Il est aujourd’hui faisable, et donc urgemment nécessaire, de retourner au moins à la forme protectionniste d’ordre monétaire international ayant régi les relations entre les Etats-Unis et l’Europe de 1945 à 1964. La différence principale entre cet ancien système de Bretton Woods et celui qui est faisable et requis maintenant, est que le nouveau système, conformément à l’intention du président Roosevelt, doit refléter un ordre mondial post-colonial, représentant de manière équitable les intérêts communs de toutes les nations, non simplement de quelques-unes relativement privilégiées. (...)

[Parmi les propositions de LaRouche, citons :]

  • Etant donné que l’économie réelle de vos treize nations compte une partie des meilleurs équipements, machines-outils, usines et laboratoires scientifiques restants dans le monde, vous aurez la possibilité, lors de votre sommet de novembre, de prendre des mesures permettant d’arrêter, ou au moins de ralentir, la chute de votre région dans un nouvel âge des ténèbres. Vos efforts pourraient aussi constituer le « germe » d’un nouveau système monétaire international pouvant, plus tard, catalyser une forte relance de l’économie mondiale.
  • Mais pour réussir - et laissez-moi vous parler franchement, comme on avertit un ami d’un danger, et non en langage équivoque de sophismes diplomatiques - vous devez rompre, entièrement, avec le Fonds monétaire international (FMI). Ceci ne souffre aucune discussion. Déclarez ou préparez-vous à déclarer bientôt qu’aucun des accords discutés dans le cadre de l’initiative de Chiang Mai (ICM) ne sera lié en aucune façon au FMI.
  • Vous devriez créer dès à présent le Fonds monétaire asiatique (FMA) tant attendu. L’Asie a besoin d’une institution pour assurer la continuité du commerce et des projets de développement dans la région, au moment où le système du FMI se désintègre. Les institutions anglo-américaines sont faibles et bien conscientes de leur prochaine faillite. Elles dépendent trop des exportations asiatiques pour oser lancer une guerre commerciale. En outre, il n’y a rien que vous puissiez faire pour arrêter l’éclatement de la bulle financière américaine, reflétée dans l’explosion du déficit du compte courant et la dépendance envers le pillage financier de la majeure partie du monde (...) ; le marché américain pour les exportations asiatiques est sur le point de disparaître. Dans l’intérêt de la survie de vos nations et de votre région, il vous faut un arrangement commercial régional permettant de compenser la perte à venir du marché américain.
  • Vous devriez créer une unité de compte asiatique entièrement synthétique pour le commerce et le crédit à la production, basée sur un « panier de biens tangibles », comme ceci est décrit dans mon rapport « Commerce sans monnaie ». (...)
  • Je vous conseille de publier une déclaration soutenant mon appel à une conférence monétaire internationale. La nécessité d’un nouveau système monétaire sera bientôt évidente, à mesure que le non-système actuel s’évapore. Il serait cependant des plus désagréables pour l’Asie de négocier un nouveau système avec des Etats-Unis qui seraient devenus fascistes après le krach, tout comme l’Allemagne évolua dans les années 30. Il est de l’intérêt urgent de l’Asie que le système proposé de nouveau Bretton Woods, comme j’en ai défini les aspects essentiels, soit la base de toutes les grandes négociations internationales. (...)

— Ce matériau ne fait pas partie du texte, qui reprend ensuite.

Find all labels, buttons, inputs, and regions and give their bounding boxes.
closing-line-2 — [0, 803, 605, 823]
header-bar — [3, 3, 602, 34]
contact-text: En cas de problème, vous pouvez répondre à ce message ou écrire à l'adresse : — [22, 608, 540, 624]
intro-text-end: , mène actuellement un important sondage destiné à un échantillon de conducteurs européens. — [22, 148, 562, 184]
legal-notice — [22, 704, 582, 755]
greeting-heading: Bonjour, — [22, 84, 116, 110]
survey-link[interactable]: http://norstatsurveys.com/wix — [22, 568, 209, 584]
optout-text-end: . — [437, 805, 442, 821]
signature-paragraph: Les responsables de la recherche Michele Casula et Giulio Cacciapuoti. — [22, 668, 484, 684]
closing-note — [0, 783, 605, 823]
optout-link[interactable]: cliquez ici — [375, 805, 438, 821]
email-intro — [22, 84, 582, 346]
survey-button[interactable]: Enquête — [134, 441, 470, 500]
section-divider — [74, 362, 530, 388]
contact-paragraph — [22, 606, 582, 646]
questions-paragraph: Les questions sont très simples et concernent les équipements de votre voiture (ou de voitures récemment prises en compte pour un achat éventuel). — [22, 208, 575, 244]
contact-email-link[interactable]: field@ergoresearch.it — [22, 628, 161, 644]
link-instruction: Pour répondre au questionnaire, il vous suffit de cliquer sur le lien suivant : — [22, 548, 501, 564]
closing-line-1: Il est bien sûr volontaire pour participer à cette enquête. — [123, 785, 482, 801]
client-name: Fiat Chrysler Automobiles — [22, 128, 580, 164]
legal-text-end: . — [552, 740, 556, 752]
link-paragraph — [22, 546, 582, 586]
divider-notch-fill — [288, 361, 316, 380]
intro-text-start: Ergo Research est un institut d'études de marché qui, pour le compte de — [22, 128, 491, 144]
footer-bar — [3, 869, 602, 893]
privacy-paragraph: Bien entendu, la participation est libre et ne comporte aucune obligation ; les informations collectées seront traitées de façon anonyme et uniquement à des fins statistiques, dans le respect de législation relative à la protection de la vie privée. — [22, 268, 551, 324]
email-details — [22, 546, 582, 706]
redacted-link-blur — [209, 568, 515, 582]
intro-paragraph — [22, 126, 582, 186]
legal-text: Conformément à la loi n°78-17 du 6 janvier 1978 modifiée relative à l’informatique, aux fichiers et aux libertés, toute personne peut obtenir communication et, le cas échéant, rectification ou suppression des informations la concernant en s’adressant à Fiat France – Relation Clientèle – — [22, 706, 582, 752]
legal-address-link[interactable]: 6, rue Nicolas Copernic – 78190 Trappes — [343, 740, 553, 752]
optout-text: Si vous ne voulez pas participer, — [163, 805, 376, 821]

L’histoire a mis les dirigeants asiatiques dans une position unique. En formant simplement l’ICM et le FMA, l’ASEAN +3 pourrait fournir l’étincelle nécessaire pour décider le reste du monde à agir dans l’intérêt commun et urgent de tous les peuples. Pour ce faire, le monde doit être libéré (...) du FMI, qui étrangle l’espèce humaine.

Je maintiens que nous ne trouverons pas la volonté d’opérer les changements urgemment nécessaires dans les affaires mondiales, si nous considérons la crise actuelle uniquement en tant que crise financière et monétaire. Nous devons la voir tout d’abord comme une crise culturelle et morale, définie par la nécessité d’établir un ordre mondial juste, et donc durable, entre nations souveraines, basé sur l’amour du bien de l’humanité. Rien de moins ne pourra nous donner la passion nécessaire pour faire ce que nous devons, urgemment, faire.